Scrine Jennifer, Jochum Malte, Ólafsson Jón S, O'Gorman Eoin J
Imperial College London Silwood Park Campus Buckhurst Road, Ascot Berkshire SL5 7PY UK.
Institute of Plant Sciences University of Bern Bern Switzerland.
Ecol Evol. 2017 Oct 6;7(22):9333-9346. doi: 10.1002/ece3.3412. eCollection 2017 Nov.
Warming can lead to increased growth of plants or algae at the base of the food web, which may increase the overall complexity of habitat available for other organisms. Temperature and habitat complexity have both been shown to alter the structure and functioning of communities, but they may also have interactive effects, for example, if the shade provided by additional habitat negates the positive effect of temperature on understory plant or algal growth. This study explored the interactive effects of these two major environmental factors in a manipulative field experiment, by assessing changes in ecosystem functioning (primary production and decomposition) and community structure in the presence and absence of artificial plants along a natural stream temperature gradient of 5-18°C. There was no effect of temperature or habitat complexity on benthic primary production, but epiphytic production increased with temperature in the more complex habitat. Cellulose decomposition rate increased with temperature, but was unaffected by habitat complexity. Macroinvertebrate communities were less similar to each other as temperature increased, while habitat complexity only altered community composition in the coldest streams. There was also an overall increase in macroinvertebrate abundance, body mass, and biomass in the warmest streams, driven by increasing dominance of snails and blackfly larvae. Presence of habitat complexity, however, dampened the strength of this temperature effect on the abundance of macroinvertebrates in the benthos. The interactive effects that were observed suggest that habitat complexity can modify the effects of temperature on important ecosystem functions and community structure, which may alter energy flow through the food web. Given that warming is likely to increase habitat complexity, particularly at higher latitudes, more studies should investigate these two major environmental factors in combination to improve our ability to predict the impacts of future global change.

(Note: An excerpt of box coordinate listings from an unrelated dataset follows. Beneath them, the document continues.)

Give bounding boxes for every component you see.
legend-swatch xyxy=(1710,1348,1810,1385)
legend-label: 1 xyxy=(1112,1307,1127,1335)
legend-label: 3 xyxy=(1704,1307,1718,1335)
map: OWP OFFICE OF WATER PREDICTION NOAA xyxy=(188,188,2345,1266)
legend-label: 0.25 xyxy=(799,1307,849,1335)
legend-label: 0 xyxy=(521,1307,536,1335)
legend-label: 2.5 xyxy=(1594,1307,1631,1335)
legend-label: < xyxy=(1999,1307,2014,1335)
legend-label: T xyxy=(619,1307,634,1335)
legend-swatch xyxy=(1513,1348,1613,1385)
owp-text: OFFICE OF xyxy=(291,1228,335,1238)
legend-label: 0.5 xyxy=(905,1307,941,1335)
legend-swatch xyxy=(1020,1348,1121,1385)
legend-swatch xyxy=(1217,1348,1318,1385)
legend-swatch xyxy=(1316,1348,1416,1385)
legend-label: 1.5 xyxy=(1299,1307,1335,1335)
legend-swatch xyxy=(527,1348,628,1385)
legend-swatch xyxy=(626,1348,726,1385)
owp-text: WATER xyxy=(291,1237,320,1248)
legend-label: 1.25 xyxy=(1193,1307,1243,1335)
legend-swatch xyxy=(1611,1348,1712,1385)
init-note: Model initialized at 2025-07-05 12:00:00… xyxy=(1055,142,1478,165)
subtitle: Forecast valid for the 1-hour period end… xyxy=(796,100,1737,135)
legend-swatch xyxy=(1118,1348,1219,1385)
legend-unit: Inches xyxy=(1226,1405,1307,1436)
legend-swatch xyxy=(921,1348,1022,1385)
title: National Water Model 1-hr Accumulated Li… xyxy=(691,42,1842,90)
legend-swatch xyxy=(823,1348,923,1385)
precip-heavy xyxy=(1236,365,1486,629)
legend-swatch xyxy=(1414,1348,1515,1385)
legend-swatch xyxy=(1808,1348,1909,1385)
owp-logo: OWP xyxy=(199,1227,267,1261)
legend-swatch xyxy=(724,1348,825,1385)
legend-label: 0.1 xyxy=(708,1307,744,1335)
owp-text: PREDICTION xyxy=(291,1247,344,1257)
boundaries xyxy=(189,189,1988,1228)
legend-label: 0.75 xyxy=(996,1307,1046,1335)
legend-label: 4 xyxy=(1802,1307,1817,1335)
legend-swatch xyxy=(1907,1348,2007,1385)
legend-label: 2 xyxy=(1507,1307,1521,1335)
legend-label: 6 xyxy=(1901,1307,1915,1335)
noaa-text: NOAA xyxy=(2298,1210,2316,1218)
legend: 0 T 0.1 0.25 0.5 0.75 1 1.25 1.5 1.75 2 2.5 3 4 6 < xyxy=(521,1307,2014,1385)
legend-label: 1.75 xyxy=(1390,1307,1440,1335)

气候变暖会导致食物网底层的植物或藻类生长加快,这可能会增加可供其他生物生存的栖息地的整体复杂性。温度和栖息地复杂性都已被证明会改变群落的结构和功能,但它们也可能产生交互作用,例如,如果额外栖息地提供的遮蔽抵消了温度对林下植物或藻类生长的积极影响。本研究通过评估在5-18°C的自然溪流温度梯度下,有无人工植物时生态系统功能(初级生产和分解)及群落结构的变化,在一项可控的田间实验中探究了这两个主要环境因素的交互作用。温度或栖息地复杂性对底栖初级生产没有影响,但在更复杂的栖息地中,附生植物的产量随温度升高而增加。纤维素分解速率随温度升高而增加,但不受栖息地复杂性的影响。随着温度升高,大型无脊椎动物群落彼此之间的相似度降低,而栖息地复杂性仅在最冷的溪流中改变了群落组成。在最温暖的溪流中,由于蜗牛和蚋幼虫的优势度增加,大型无脊椎动物的丰度、体重和生物量总体上也有所增加。然而,栖息地复杂性的存在减弱了这种温度效应对底栖大型无脊椎动物丰度的影响。观察到的交互作用表明,栖息地复杂性可以改变温度对重要生态系统功能和群落结构的影响,这可能会改变通过食物网的能量流动。鉴于气候变暖可能会增加栖息地复杂性,尤其是在高纬度地区,更多的研究应该综合调查这两个主要环境因素,以提高我们预测未来全球变化影响的能力。